Homosexual activists yesterday advised American couples against rushing to take advantage of recent Canadian court decisions legalizing same-sex “marriages.”
“Couples should absolutely not race across the border just to set up lawsuits; the wrong cases could set us back for years,” a coalition of five key groups said in a joint advisory to Americans planning to join the march to the altar that centers so far in Toronto.
With rare exceptions, courts universally recognize marriages that are valid where they were performed — a concept called “lex loci contractus.”
But state courts in the United States could decide “the Canadian marriage is so offensive to the public policy of that state that it’s not going to be recognized,” said Toronto lawyer Douglas Elliott, victorious lead counsel in the case that legalized same-sex “marriage” there. “The marriage of a Canadian couple is more likely to be recognized than an American couple that came to Canada to get around restrictions in the United States.”
Such couples would also face the untested Defense of Marriage Act, signed into law by President Clinton in 1996. That law defines marriage as “a legal union between one man and one woman,” and requires that any federal law or agency dealing with marriage use that definition.
U.S. and Canadian officials yesterday said they know of no treaty that requires states to honor Canadian marriage licenses, although they always have done so, and that fact could produce a challenge under the equal-protection clause of the Constitution’s 14th Amendment.
“It’s not a question of a test case. It’s not a chess game. These people now are legally married. They are married. Their marriages may be discriminated against when they come to the United States,” said Evan Wolfson, of New York, executive director of Freedom to Marry, one of the five coalition groups.
Others seeking what they call “marriage equality” are Gay & Lesbian Advocates and Defenders in Boston, Lambda Legal Defense and Education Fund in New York, National Center for Lesbian Rights in San Francisco, and the ACLU Lesbian & Gay Rights Project in New York.
Bill Estey, of Metropolitan Community Churches in Toronto, was taking telephone appointments yesterday for weddings — at a $300 fee, not including the $110 wedding license — one day after Canada’s Cabinet approved a policy that Prime Minister Jean Chretien said “legally recognizes the union of same-sex couples.”
“We have done quite a number, and I have three American couples at the moment,” said Mr. Estey, who said he has no idea what legal frontiers those nuptials will encounter.
“All we have said to the American people who call is, we will marry them here, but they need to check with their lawyers in the state in which they live,” Mr. Estey said, indicating surprise that callers seem unworried about legal points on immigration, taxes or inheritance rights.
“What they say is they will come up here and be legally married and deal with those legal questions at home.”
It is unlikely to be an easy task, Mr. Elliott said. “They’re going to have a fight. But you’ve got some really clever lawyers and some organizations in the United States who will help them.”

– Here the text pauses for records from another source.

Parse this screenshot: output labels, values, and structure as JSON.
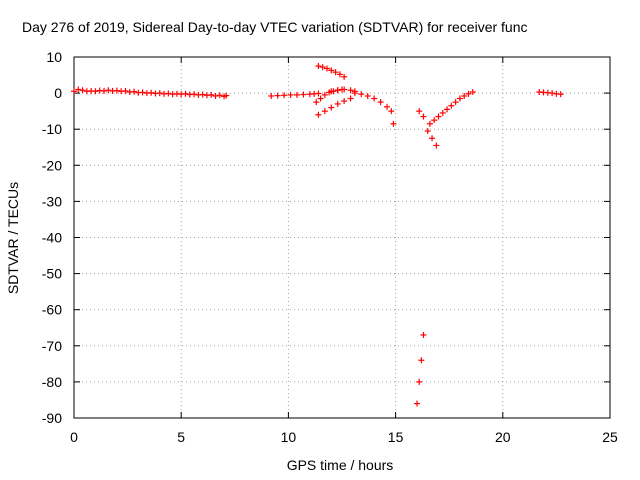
{
  "chart_data": {
    "type": "scatter",
    "title": "Day 276 of 2019, Sidereal Day-to-day VTEC variation (SDTVAR) for receiver func",
    "xlabel": "GPS time / hours",
    "ylabel": "SDTVAR / TECUs",
    "xlim": [
      0,
      25
    ],
    "ylim": [
      -90,
      10
    ],
    "x_ticks": [
      0,
      5,
      10,
      15,
      20,
      25
    ],
    "y_ticks": [
      10,
      0,
      -10,
      -20,
      -30,
      -40,
      -50,
      -60,
      -70,
      -80,
      -90
    ],
    "grid": true,
    "marker": "+",
    "color": "#ff0000",
    "series": [
      {
        "x": [
          0.0,
          0.2,
          0.4,
          0.6,
          0.8,
          1.0,
          1.2,
          1.4,
          1.6,
          1.8,
          2.0,
          2.2,
          2.4,
          2.6,
          2.8,
          3.0,
          3.2,
          3.4,
          3.6,
          3.8,
          4.0,
          4.2,
          4.4,
          4.6,
          4.8,
          5.0,
          5.2,
          5.4,
          5.6,
          5.8,
          6.0,
          6.2,
          6.4,
          6.6,
          6.8,
          7.0,
          7.1
        ],
        "y": [
          0.5,
          1.0,
          0.8,
          0.5,
          0.6,
          0.5,
          0.7,
          0.6,
          0.8,
          0.6,
          0.7,
          0.5,
          0.6,
          0.3,
          0.4,
          0.1,
          0.2,
          0.0,
          0.1,
          -0.1,
          0.0,
          -0.2,
          -0.1,
          -0.3,
          -0.2,
          -0.3,
          -0.2,
          -0.4,
          -0.3,
          -0.5,
          -0.4,
          -0.6,
          -0.5,
          -0.8,
          -0.6,
          -0.9,
          -0.7
        ]
      },
      {
        "x": [
          9.2,
          9.5,
          9.8,
          10.1,
          10.4,
          10.7,
          11.0,
          11.2,
          11.4
        ],
        "y": [
          -0.8,
          -0.7,
          -0.6,
          -0.5,
          -0.5,
          -0.4,
          -0.3,
          -0.2,
          -0.1
        ]
      },
      {
        "x": [
          11.3,
          11.5,
          11.7,
          11.9,
          12.1,
          12.3,
          12.5
        ],
        "y": [
          -2.5,
          -1.5,
          -0.5,
          0.2,
          0.5,
          0.8,
          1.0
        ]
      },
      {
        "x": [
          11.4,
          11.6,
          11.8,
          12.0,
          12.2,
          12.4,
          12.6
        ],
        "y": [
          7.5,
          7.2,
          6.8,
          6.3,
          5.8,
          5.2,
          4.5
        ]
      },
      {
        "x": [
          11.4,
          11.7,
          12.0,
          12.3,
          12.6,
          12.9
        ],
        "y": [
          -6.0,
          -5.0,
          -4.0,
          -3.0,
          -2.2,
          -1.5
        ]
      },
      {
        "x": [
          12.0,
          12.3,
          12.6,
          12.9,
          13.1
        ],
        "y": [
          0.5,
          0.8,
          1.0,
          0.8,
          0.5
        ]
      },
      {
        "x": [
          13.1,
          13.4,
          13.7,
          14.0,
          14.3,
          14.6,
          14.8,
          14.9
        ],
        "y": [
          0.0,
          -0.3,
          -0.8,
          -1.5,
          -2.5,
          -3.8,
          -5.0,
          -8.5
        ]
      },
      {
        "x": [
          16.0,
          16.1,
          16.2,
          16.3
        ],
        "y": [
          -86.0,
          -80.0,
          -74.0,
          -67.0
        ]
      },
      {
        "x": [
          16.1,
          16.3,
          16.5,
          16.7,
          16.9
        ],
        "y": [
          -5.0,
          -6.5,
          -10.5,
          -12.5,
          -14.5
        ]
      },
      {
        "x": [
          16.6,
          16.8,
          17.0,
          17.2,
          17.4,
          17.6,
          17.8,
          18.0,
          18.2,
          18.4,
          18.6
        ],
        "y": [
          -8.5,
          -7.5,
          -6.5,
          -5.5,
          -4.5,
          -3.5,
          -2.5,
          -1.5,
          -0.8,
          -0.2,
          0.3
        ]
      },
      {
        "x": [
          21.7,
          21.9,
          22.1,
          22.3,
          22.5,
          22.7
        ],
        "y": [
          0.3,
          0.2,
          0.1,
          0.0,
          -0.2,
          -0.3
        ]
      }
    ]
  }
}
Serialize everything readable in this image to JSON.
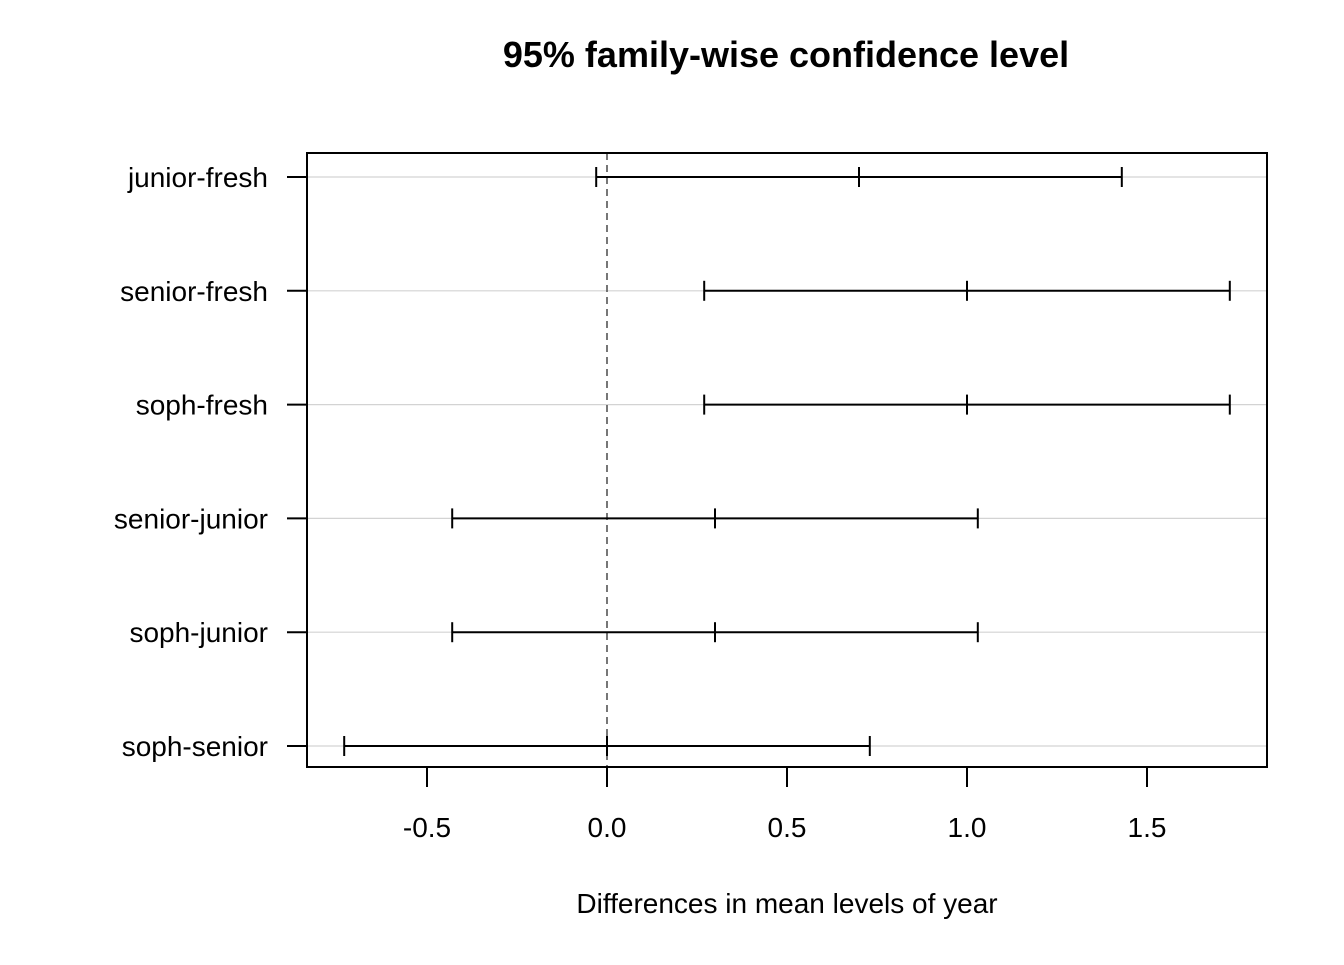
{
  "chart_data": {
    "type": "interval",
    "title": "95% family-wise confidence level",
    "xlabel": "Differences in mean levels of year",
    "ylabel": "",
    "xlim": [
      -0.83,
      1.83
    ],
    "xticks": [
      -0.5,
      0.0,
      0.5,
      1.0,
      1.5
    ],
    "xtick_labels": [
      "-0.5",
      "0.0",
      "0.5",
      "1.0",
      "1.5"
    ],
    "reference_line": 0,
    "grid": "horizontal",
    "comparisons": [
      {
        "label": "junior-fresh",
        "lwr": -0.03,
        "diff": 0.7,
        "upr": 1.43
      },
      {
        "label": "senior-fresh",
        "lwr": 0.27,
        "diff": 1.0,
        "upr": 1.73
      },
      {
        "label": "soph-fresh",
        "lwr": 0.27,
        "diff": 1.0,
        "upr": 1.73
      },
      {
        "label": "senior-junior",
        "lwr": -0.43,
        "diff": 0.3,
        "upr": 1.03
      },
      {
        "label": "soph-junior",
        "lwr": -0.43,
        "diff": 0.3,
        "upr": 1.03
      },
      {
        "label": "soph-senior",
        "lwr": -0.73,
        "diff": 0.0,
        "upr": 0.73
      }
    ],
    "colors": {
      "line": "#000000",
      "grid": "#d3d3d3",
      "reference": "#555555"
    }
  }
}
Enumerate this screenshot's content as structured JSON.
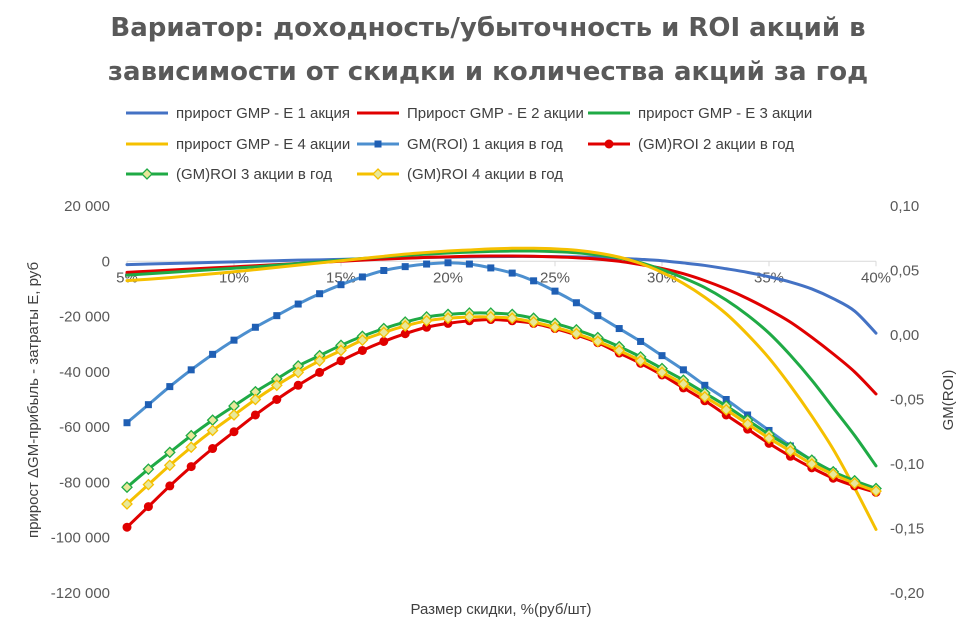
{
  "chart_data": {
    "type": "line",
    "title_lines": [
      "Вариатор: доходность/убыточность и ROI акций в",
      "зависимости от скидки и количества акций за год"
    ],
    "xlabel": "Размер скидки, %(руб/шт)",
    "ylabel_left": "прирост ΔGM-прибыль - затраты E, руб",
    "ylabel_right": "GM(ROI)",
    "x": [
      5,
      6,
      7,
      8,
      9,
      10,
      11,
      12,
      13,
      14,
      15,
      16,
      17,
      18,
      19,
      20,
      21,
      22,
      23,
      24,
      25,
      26,
      27,
      28,
      29,
      30,
      31,
      32,
      33,
      34,
      35,
      36,
      37,
      38,
      39,
      40
    ],
    "x_ticks": [
      5,
      10,
      15,
      20,
      25,
      30,
      35,
      40
    ],
    "x_tick_labels": [
      "5%",
      "10%",
      "15%",
      "20%",
      "25%",
      "30%",
      "35%",
      "40%"
    ],
    "x_range": [
      5,
      40
    ],
    "ylim_left": [
      -120000,
      20000
    ],
    "y_ticks_left": [
      20000,
      0,
      -20000,
      -40000,
      -60000,
      -80000,
      -100000,
      -120000
    ],
    "y_tick_labels_left": [
      "20 000",
      "0",
      "-20 000",
      "-40 000",
      "-60 000",
      "-80 000",
      "-100 000",
      "-120 000"
    ],
    "ylim_right": [
      -0.2,
      0.1
    ],
    "y_ticks_right": [
      0.1,
      0.05,
      0.0,
      -0.05,
      -0.1,
      -0.15,
      -0.2
    ],
    "y_tick_labels_right": [
      "0,10",
      "0,05",
      "0,00",
      "-0,05",
      "-0,10",
      "-0,15",
      "-0,20"
    ],
    "grid": false,
    "legend_position": "top",
    "series": [
      {
        "name": "прирост GMP - E 1 акция",
        "axis": "left",
        "color": "#4472c4",
        "marker": "none",
        "values": [
          -1200,
          -1000,
          -800,
          -600,
          -400,
          -200,
          0,
          200,
          400,
          500,
          700,
          900,
          1100,
          1200,
          1400,
          1500,
          1600,
          1700,
          1750,
          1750,
          1700,
          1600,
          1400,
          1100,
          700,
          200,
          -600,
          -1500,
          -2700,
          -4000,
          -5600,
          -7500,
          -10000,
          -13500,
          -18000,
          -26000
        ]
      },
      {
        "name": "Прирост GMP - E 2 акции",
        "axis": "left",
        "color": "#e00000",
        "marker": "none",
        "values": [
          -4000,
          -3600,
          -3200,
          -2800,
          -2400,
          -2000,
          -1600,
          -1200,
          -800,
          -400,
          0,
          400,
          800,
          1100,
          1400,
          1600,
          1800,
          1900,
          1900,
          1800,
          1600,
          1300,
          800,
          0,
          -1200,
          -2600,
          -4500,
          -7000,
          -10000,
          -13500,
          -17500,
          -22000,
          -27500,
          -33500,
          -40000,
          -48000
        ]
      },
      {
        "name": "прирост GMP - E 3 акции",
        "axis": "left",
        "color": "#1faa45",
        "marker": "none",
        "values": [
          -5000,
          -4500,
          -4000,
          -3500,
          -3000,
          -2500,
          -2000,
          -1400,
          -800,
          -200,
          400,
          1000,
          1600,
          2100,
          2600,
          3000,
          3300,
          3600,
          3700,
          3700,
          3500,
          3100,
          2300,
          1200,
          -500,
          -3000,
          -6000,
          -9500,
          -14000,
          -19500,
          -26000,
          -34000,
          -43000,
          -53000,
          -63000,
          -74000
        ]
      },
      {
        "name": "прирост GMP - E 4 акции",
        "axis": "left",
        "color": "#f5c000",
        "marker": "none",
        "values": [
          -7000,
          -6500,
          -5900,
          -5200,
          -4500,
          -3800,
          -3000,
          -2200,
          -1400,
          -600,
          200,
          1000,
          1800,
          2600,
          3200,
          3700,
          4100,
          4500,
          4700,
          4700,
          4500,
          4000,
          3000,
          1500,
          -800,
          -4000,
          -8000,
          -13000,
          -19000,
          -26500,
          -35000,
          -45000,
          -56000,
          -68000,
          -82000,
          -97000
        ]
      },
      {
        "name": "GM(ROI) 1 акция в год",
        "axis": "right",
        "color": "#4c8fcf",
        "marker": "square",
        "markerColor": "#1f5fb4",
        "values": [
          -0.068,
          -0.054,
          -0.04,
          -0.027,
          -0.015,
          -0.004,
          0.006,
          0.015,
          0.024,
          0.032,
          0.039,
          0.045,
          0.05,
          0.053,
          0.055,
          0.056,
          0.055,
          0.052,
          0.048,
          0.042,
          0.034,
          0.025,
          0.015,
          0.005,
          -0.005,
          -0.016,
          -0.027,
          -0.039,
          -0.05,
          -0.062,
          -0.074,
          -0.086,
          -0.097,
          -0.106,
          -0.114,
          -0.12
        ]
      },
      {
        "name": "(GM)ROI 2 акции в год",
        "axis": "right",
        "color": "#e00000",
        "marker": "circle",
        "markerColor": "#e00000",
        "values": [
          -0.149,
          -0.133,
          -0.117,
          -0.102,
          -0.088,
          -0.075,
          -0.062,
          -0.05,
          -0.039,
          -0.029,
          -0.02,
          -0.012,
          -0.005,
          0.001,
          0.006,
          0.009,
          0.011,
          0.012,
          0.011,
          0.009,
          0.005,
          0.0,
          -0.006,
          -0.014,
          -0.022,
          -0.031,
          -0.041,
          -0.051,
          -0.062,
          -0.073,
          -0.084,
          -0.094,
          -0.103,
          -0.111,
          -0.117,
          -0.122
        ]
      },
      {
        "name": "(GM)ROI 3 акции в год",
        "axis": "right",
        "color": "#1faa45",
        "marker": "diamond",
        "markerColor": "#1faa45",
        "values": [
          -0.118,
          -0.104,
          -0.091,
          -0.078,
          -0.066,
          -0.055,
          -0.044,
          -0.034,
          -0.024,
          -0.016,
          -0.008,
          -0.001,
          0.005,
          0.01,
          0.014,
          0.016,
          0.017,
          0.017,
          0.016,
          0.013,
          0.009,
          0.004,
          -0.002,
          -0.009,
          -0.017,
          -0.026,
          -0.035,
          -0.045,
          -0.055,
          -0.066,
          -0.077,
          -0.087,
          -0.097,
          -0.106,
          -0.113,
          -0.119
        ]
      },
      {
        "name": "(GM)ROI 4 акции в год",
        "axis": "right",
        "color": "#f5c000",
        "marker": "diamond",
        "markerColor": "#f5c000",
        "values": [
          -0.131,
          -0.116,
          -0.101,
          -0.087,
          -0.074,
          -0.062,
          -0.05,
          -0.039,
          -0.029,
          -0.02,
          -0.012,
          -0.004,
          0.002,
          0.007,
          0.011,
          0.013,
          0.014,
          0.014,
          0.013,
          0.01,
          0.006,
          0.001,
          -0.005,
          -0.012,
          -0.02,
          -0.029,
          -0.038,
          -0.048,
          -0.058,
          -0.069,
          -0.08,
          -0.09,
          -0.1,
          -0.108,
          -0.115,
          -0.121
        ]
      }
    ]
  }
}
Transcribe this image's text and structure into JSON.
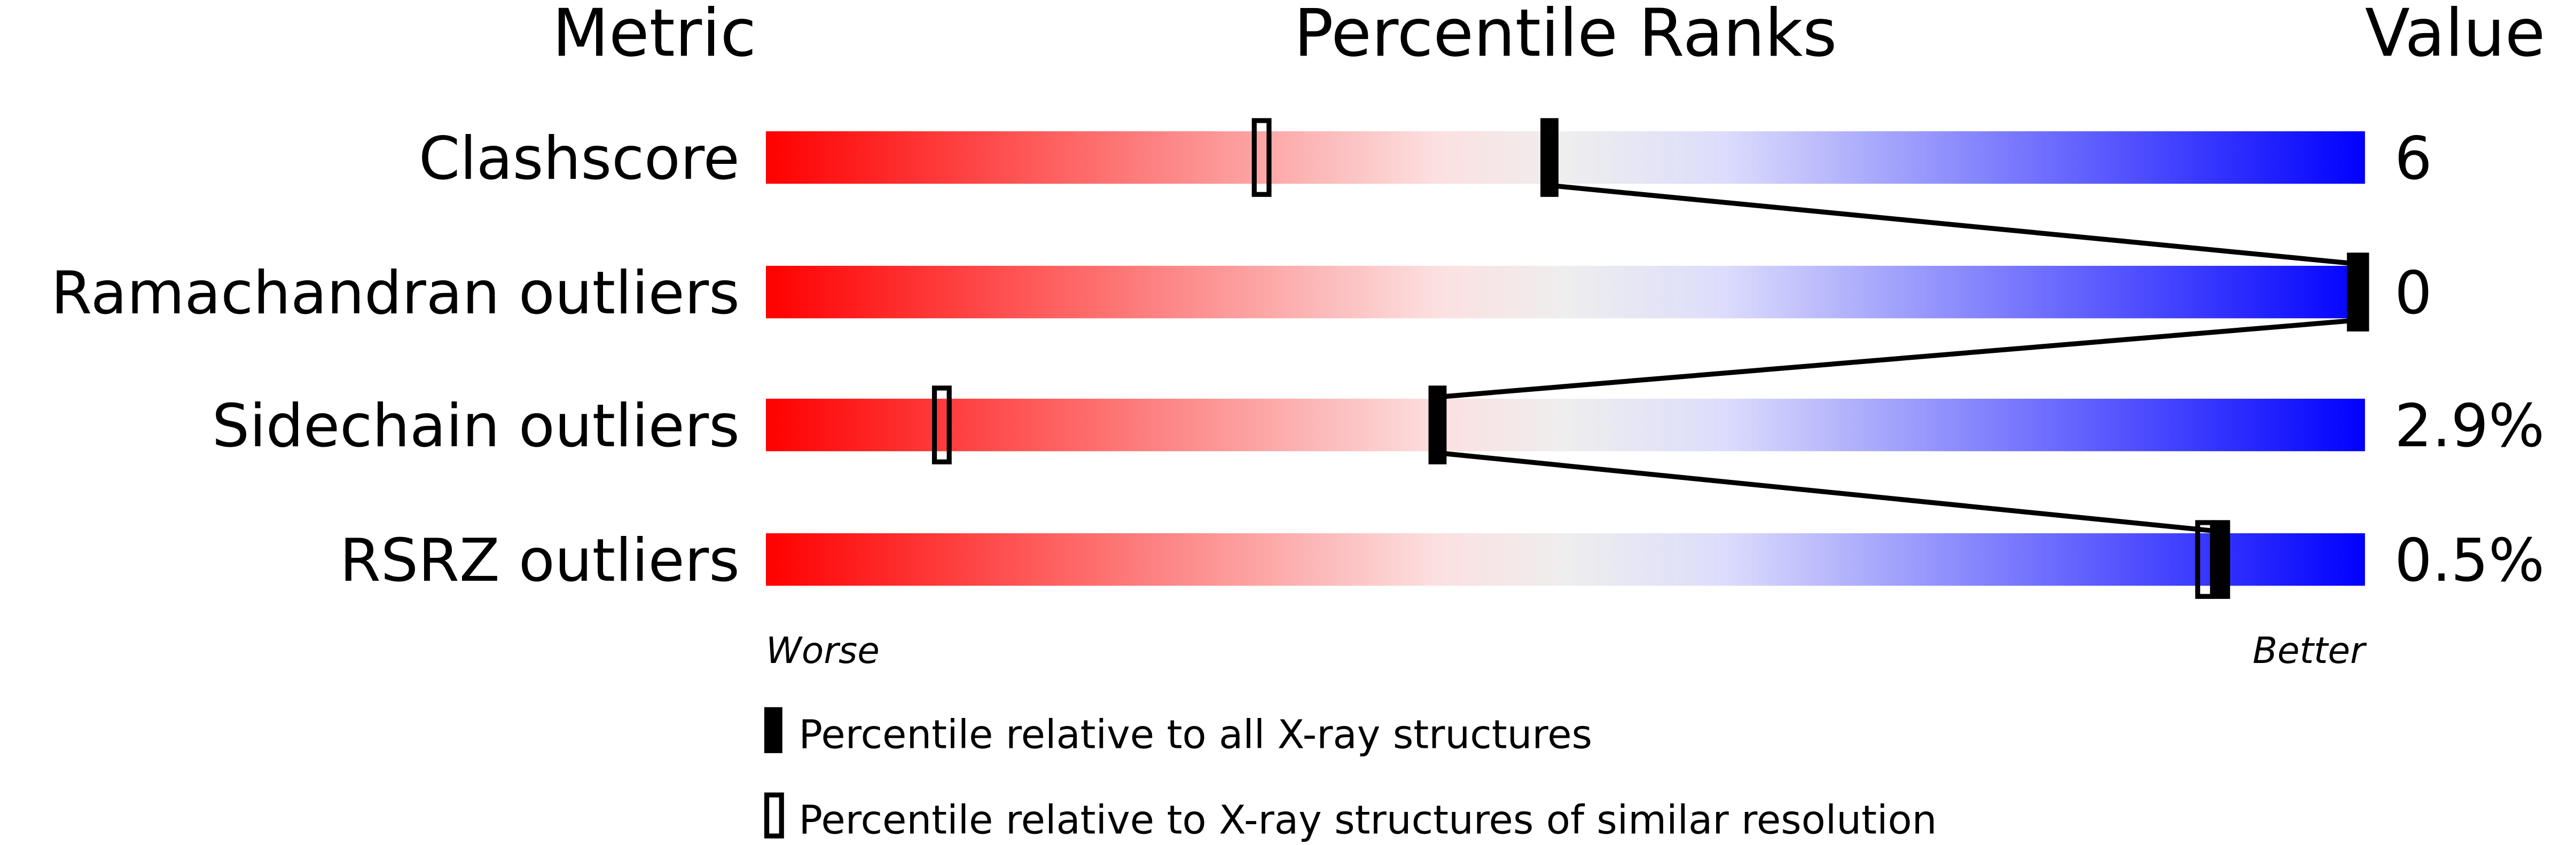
{
  "chart_data": {
    "type": "percentile-ranks",
    "headers": {
      "metric": "Metric",
      "ranks": "Percentile Ranks",
      "value": "Value"
    },
    "xlim": [
      0,
      100
    ],
    "rows": [
      {
        "metric": "Clashscore",
        "value": "6",
        "percentile_all": 49,
        "percentile_similar": 31
      },
      {
        "metric": "Ramachandran outliers",
        "value": "0",
        "percentile_all": 100,
        "percentile_similar": 100
      },
      {
        "metric": "Sidechain outliers",
        "value": "2.9%",
        "percentile_all": 42,
        "percentile_similar": 11
      },
      {
        "metric": "RSRZ outliers",
        "value": "0.5%",
        "percentile_all": 91,
        "percentile_similar": 90
      }
    ],
    "scale_left": "Worse",
    "scale_right": "Better",
    "legend": [
      {
        "marker": "filled",
        "label": "Percentile relative to all X-ray structures"
      },
      {
        "marker": "hollow",
        "label": "Percentile relative to X-ray structures of similar resolution"
      }
    ],
    "colors": {
      "worse": "#ff0000",
      "middle": "#eeeeee",
      "better": "#0000ff",
      "marker": "#000000"
    }
  }
}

There are other early decisions to make until new license applications are printed. Since applicants’ sex is not requested, couples must decide who is the bride and who is the groom. The male couple and female couple whose Jan. 14, 2001, unions produced the Canadian test case tossed a coin to decide who was what, Mr. Elliott said.
“They may use gender-neutral terms such as Spouse 1 and Spouse 2, but some people use the terms husband and wife, or bride and groom,” Mr. Elliott said yesterday.
The Canadian government’s decision comes on the heels of the June 10 ruling by the Ontario Court of Appeal that refusal to register same-sex unions violates a section of the Canadian Charter of Rights and Freedoms.
Ceremonies began immediately and, as of yesterday, the Ontario provincial government had issued 89 licenses to same-sex couples in Toronto alone: 49 to male couples and 40 to female couples.
“Finally, there is something more interesting coming from Canada than cold fronts,” Mr. Elliott said in a telephone interview from his Toronto office.
He cautioned Americans against jumping into a situation where no residency is required to get married, but a year’s residency is required to divorce.
“It’s a legal relationship and might be hard to undo. See a lawyer at home first. It is conceivable that a person married here might not be able to get divorced in either country,” Mr. Elliott said.